Anything else is failure.

5 comments:

Fabe Tassano said...

You make two good points in particular DK:

1) "I have learnt more of history, economics, politics and sociology since I started blogging than I ever did at school."

I suspect it's true of a lot of people that after 16, or earlier in some cases, they learn far more when they're choosing whether and what to learn than when it is force-fed. With all that useful stuff out there these days (Wikipedia, online courses etc) people are well-placed to study in the way that suits them - provided they haven't had their enthusiasm for learning crushed out of them. Now that would be real individual-centred education, but the ideological preference among educational "experts" who use this concept always seems to be for some top-down version of it.

2) "What has always set me in good stead was the fact that I was always taught the underlying principles that governed the facts that we were taught."

I think this knowing-how-to-learn-more is one of those "hidden-curriculum" skills (like confidence, leadership, etc) which state schools seem incapable of transmitting. With all the waffle about teaching people life skills rather than useless facts, this point seems to get forgotten. (Perhaps because pro-state ideologues don't actually want to teach real confidence and suchlike - it's too threatening.) One can make one's own theories as to why private schools score so much higher in this area, but I think incentives are relevant here. Cynically put, why should someone want to pass on skills which provide a huge advantage in life, to people who are not genetically related to them, unless there is a clear economic incentive to do so? (I.e. parents removing the child if they think those skills aren't being taught.)

Devil's Kitchen said...

Thanks for the feedback. Regarding the second point, I am unsure that the genetic imperative works to that extent, although it is an interesting point to consider.

If it is anything other than mendacity, I would suspect that it is a control issue more than anything else: if your pupils can learn without you, then it reduces your importance. Although the desire for prestige and status is, of course, a genetic imperative.

DK

Fabe Tassano said...

I agree there may well be a control issue as you suggest.

Re the "genetic imperative", the point I was trying to make is that one needs to think realistically about what the motivations of those ostensibly providing services to individuals, but employed by and answerable to the state, actually are.
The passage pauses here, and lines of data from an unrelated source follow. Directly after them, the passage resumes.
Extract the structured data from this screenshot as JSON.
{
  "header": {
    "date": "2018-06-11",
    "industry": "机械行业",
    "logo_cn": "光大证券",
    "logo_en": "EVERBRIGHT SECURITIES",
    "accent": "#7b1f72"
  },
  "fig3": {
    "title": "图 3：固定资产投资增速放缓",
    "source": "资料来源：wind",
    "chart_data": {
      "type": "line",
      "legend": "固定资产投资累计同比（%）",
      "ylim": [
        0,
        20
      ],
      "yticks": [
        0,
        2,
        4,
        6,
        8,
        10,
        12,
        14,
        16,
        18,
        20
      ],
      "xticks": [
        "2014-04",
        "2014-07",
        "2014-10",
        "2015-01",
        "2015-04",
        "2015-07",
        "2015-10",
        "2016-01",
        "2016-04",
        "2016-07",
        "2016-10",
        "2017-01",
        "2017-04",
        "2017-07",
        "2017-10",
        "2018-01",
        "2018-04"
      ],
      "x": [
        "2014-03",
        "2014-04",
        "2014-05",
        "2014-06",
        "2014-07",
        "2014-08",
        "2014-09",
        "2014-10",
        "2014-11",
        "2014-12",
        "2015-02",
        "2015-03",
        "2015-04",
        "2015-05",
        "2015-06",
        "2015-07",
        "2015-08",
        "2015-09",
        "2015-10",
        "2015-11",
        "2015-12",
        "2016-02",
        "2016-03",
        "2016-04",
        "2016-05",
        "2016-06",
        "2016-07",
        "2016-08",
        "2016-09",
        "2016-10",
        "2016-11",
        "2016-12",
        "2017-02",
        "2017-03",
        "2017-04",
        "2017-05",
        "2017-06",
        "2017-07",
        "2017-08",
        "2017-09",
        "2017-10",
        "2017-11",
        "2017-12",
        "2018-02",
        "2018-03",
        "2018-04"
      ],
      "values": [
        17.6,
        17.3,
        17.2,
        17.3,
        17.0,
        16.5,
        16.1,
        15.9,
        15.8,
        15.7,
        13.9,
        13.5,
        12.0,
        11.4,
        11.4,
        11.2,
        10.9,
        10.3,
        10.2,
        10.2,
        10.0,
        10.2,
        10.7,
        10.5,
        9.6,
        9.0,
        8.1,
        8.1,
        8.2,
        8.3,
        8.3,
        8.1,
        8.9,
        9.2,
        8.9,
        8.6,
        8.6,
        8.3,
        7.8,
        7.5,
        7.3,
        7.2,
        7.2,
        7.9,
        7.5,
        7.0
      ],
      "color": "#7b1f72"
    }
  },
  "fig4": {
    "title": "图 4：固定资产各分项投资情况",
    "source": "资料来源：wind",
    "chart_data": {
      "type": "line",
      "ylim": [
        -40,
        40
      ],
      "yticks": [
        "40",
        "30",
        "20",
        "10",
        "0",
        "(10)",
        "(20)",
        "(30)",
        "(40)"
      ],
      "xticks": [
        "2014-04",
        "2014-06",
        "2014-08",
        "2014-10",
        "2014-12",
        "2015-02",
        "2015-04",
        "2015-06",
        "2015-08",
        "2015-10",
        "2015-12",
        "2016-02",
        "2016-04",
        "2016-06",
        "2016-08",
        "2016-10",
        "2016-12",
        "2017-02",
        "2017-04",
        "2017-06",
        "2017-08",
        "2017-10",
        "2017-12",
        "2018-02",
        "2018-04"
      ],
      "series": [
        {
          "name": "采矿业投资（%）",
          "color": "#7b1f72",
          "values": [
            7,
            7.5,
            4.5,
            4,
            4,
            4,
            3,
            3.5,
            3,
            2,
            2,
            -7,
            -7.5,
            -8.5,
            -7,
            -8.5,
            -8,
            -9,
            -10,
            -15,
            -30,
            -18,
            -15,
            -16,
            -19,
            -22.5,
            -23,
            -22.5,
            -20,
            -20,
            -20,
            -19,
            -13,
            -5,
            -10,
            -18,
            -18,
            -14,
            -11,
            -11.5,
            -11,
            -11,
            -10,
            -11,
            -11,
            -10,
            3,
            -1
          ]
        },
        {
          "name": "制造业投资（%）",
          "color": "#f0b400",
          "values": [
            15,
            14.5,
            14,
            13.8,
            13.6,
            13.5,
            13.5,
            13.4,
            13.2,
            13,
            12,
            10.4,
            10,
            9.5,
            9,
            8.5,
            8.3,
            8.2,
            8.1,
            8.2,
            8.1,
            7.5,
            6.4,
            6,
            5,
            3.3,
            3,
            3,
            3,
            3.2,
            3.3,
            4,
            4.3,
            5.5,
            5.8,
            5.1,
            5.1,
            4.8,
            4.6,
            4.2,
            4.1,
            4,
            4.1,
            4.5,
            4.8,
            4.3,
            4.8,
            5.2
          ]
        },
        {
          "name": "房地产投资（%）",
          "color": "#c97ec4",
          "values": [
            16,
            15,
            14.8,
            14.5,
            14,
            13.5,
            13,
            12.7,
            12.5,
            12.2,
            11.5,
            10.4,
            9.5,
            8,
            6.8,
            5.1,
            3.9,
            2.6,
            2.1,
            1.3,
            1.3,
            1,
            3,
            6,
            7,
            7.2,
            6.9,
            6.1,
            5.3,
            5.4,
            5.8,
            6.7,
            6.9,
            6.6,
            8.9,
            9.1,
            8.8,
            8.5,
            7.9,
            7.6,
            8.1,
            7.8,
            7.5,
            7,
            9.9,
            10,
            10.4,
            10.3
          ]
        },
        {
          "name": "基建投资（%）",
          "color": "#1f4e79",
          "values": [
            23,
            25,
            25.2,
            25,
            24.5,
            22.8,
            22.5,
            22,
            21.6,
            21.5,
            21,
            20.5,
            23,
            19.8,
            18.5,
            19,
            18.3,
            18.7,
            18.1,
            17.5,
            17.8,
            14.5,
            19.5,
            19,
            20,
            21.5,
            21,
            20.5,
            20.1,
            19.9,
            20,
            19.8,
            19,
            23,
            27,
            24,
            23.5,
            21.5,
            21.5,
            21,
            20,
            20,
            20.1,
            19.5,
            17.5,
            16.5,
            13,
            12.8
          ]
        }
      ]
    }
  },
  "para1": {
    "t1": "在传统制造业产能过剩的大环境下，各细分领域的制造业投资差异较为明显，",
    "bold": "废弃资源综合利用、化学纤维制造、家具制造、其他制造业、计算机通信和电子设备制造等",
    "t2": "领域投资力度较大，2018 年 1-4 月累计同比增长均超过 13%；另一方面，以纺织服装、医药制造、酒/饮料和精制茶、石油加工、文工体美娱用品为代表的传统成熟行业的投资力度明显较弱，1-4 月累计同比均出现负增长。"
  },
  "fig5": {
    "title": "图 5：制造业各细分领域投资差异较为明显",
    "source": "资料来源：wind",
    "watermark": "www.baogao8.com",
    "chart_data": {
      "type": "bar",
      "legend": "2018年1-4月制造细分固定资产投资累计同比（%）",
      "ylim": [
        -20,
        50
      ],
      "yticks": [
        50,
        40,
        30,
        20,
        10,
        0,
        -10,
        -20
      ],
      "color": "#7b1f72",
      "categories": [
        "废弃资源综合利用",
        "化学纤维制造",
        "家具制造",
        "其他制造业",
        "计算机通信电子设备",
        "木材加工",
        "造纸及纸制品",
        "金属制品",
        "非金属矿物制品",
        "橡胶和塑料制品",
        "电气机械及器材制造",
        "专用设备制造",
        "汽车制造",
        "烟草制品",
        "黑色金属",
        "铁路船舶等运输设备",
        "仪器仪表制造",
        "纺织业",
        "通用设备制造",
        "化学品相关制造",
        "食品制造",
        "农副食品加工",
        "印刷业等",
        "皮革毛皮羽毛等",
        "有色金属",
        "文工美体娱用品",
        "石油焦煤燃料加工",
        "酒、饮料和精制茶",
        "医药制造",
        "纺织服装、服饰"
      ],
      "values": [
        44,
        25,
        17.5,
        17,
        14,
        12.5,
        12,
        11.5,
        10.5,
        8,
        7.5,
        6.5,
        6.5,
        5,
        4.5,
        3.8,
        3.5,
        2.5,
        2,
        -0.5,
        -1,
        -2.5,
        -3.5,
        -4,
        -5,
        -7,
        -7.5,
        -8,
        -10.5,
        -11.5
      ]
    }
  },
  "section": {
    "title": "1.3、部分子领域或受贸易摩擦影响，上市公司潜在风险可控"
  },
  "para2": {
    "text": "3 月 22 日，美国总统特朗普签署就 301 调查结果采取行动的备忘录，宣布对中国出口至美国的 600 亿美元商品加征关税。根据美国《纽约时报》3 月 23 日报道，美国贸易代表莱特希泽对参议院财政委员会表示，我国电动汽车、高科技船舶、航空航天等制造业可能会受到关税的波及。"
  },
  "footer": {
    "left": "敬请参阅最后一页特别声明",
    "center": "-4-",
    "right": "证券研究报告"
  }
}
Intervention is often predicated on the unexamined assumption that the motivations are no different than if the providers were remunerated directly by the customers.

I ask myself: what incentives exist within the state education sector to transmit the same skills which the private sector does? Or to (e.g.) boost the morale of pupils? Especially if they allow themselves to play around with the criteria for success (i.e. exam engineering) in order to minimise, as far as possible, the evidence that the two systems produce a dramatic difference in outcomes.

Incentives are relevant because I don't think one should have to rely on the goodwill of teachers. One wouldn't want to have to rely on the goodwill of a solicitor or an accountant, and I don't really see why different principles should apply to education or medicine.

Scott Freeman said...

Good to see someone is doing something about this!

I'm linking to you at: http://cynlib.blogspot.com/

Fabe Tassano said...

Thanks, we've added you to the roll.